Xi’s accession marks only the second orderly transfer of power in more than six decades of Communist Party rule. Underlining that transition, after the result of Thurday’s vote was announced, the 59-year-old Xi bowed to delegates and turned to his predecessor, Hu. The two shook hands and posed for photos.

Governing China is often plodding as leaders, none of them politically strong enough to prevail individually, forge consensus with their colleagues in the collective leadership.

In some intriguing signs of the new leadership’s direction, the congress on Friday appointed named as supreme court president Zhou Qiang, a provincial party secretary with a reputation as a progressive and a former aide to a well-known legal reformer. On Thursday, another liberal-minded reformer and a close ally of Hu, Li Yuanchao, was named vice president, breaking with the practice of recent years because he is not in the party’s seven-member ruling inner sanctum.

Early indications of the new government’s priorities came in a policy program delivered during last week’s opening of the legislative session. It pledged to clean up the country’s environment, fight pervasive graft and official extravagance and improve welfare benefits for the poor.

The report, delivered by Premier Wen Jiaobao in his last speech before stepping down, promised to give private companies a fairer chance to compete, but did not say how Beijing would deal with big state companies controlling most of China’s industries that economists have warned need to be curbed in order to preserve future growth.
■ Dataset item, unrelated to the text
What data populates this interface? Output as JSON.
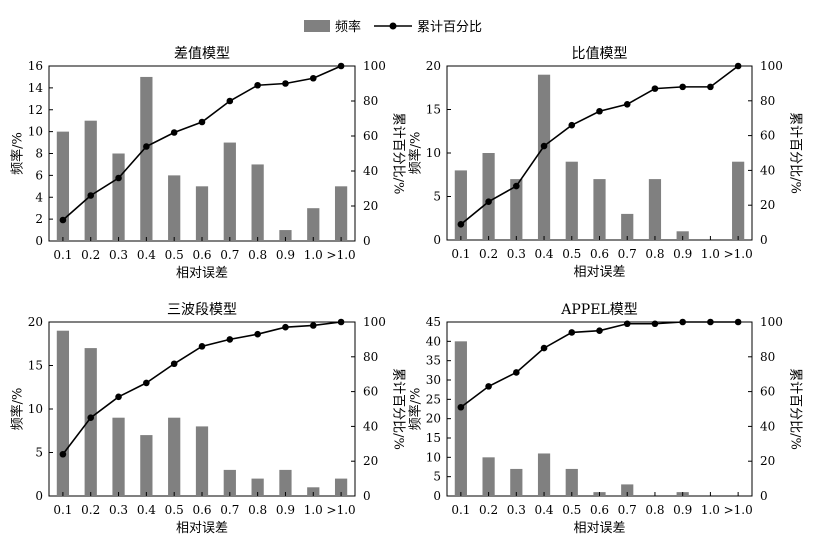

Many experts fear the government will be too hamstrung by powerful interest groups, linked to state industries, to be able to make these changes. But few doubt the urgency of the reform that’s needed.

“Now most Chinese can still afford to keep their stomach full, so there isn’t any intense resistance,” said Murong Xuecun, the writer. “But if the economy enters a depression, it will be hard to say.”

Currently, both the Communist Party and the government enjoy little credibility with the public, said Zhang Ming, a China politics expert at prestigious Renmin University in Beijing.

“The way to regain credibility is to at least show some results, but at this point that can’t be seen, and I predict there won’t be any real results later,” Zhang said.

The son of a revolutionary veteran, Xi cuts an authoritative figure with a confidence and congeniality that was lacking in his predecessor, the aloof and stiff Hu. New Premier Li, from a low level officials’ household, has appeared to be a cautious administrator, like Hu, and has not been associated with particular policies on his rise.

That’s likely to leave Xi as the leadership’s dominant public personality. Xi has quickly moved to court the military after taking over from Hu as head of the party’s Central Military Commission and reached out to reformers while repeatedly stating his staunch belief in party power to appeal to hard-liners.

For Xi to consolidate his power within the party, he will come up against various interest groups, such as the sons and daughters of communist China’s founding fathers who want to keep benefiting from their connections, or those with links to banks and state industries who don’t want their privileged positions threatened.

Ideologically, there are those who believe China needs an even stronger, more authoritarian government that promotes more egalitarian economic and social policies, while others want a transition to a more democratic government.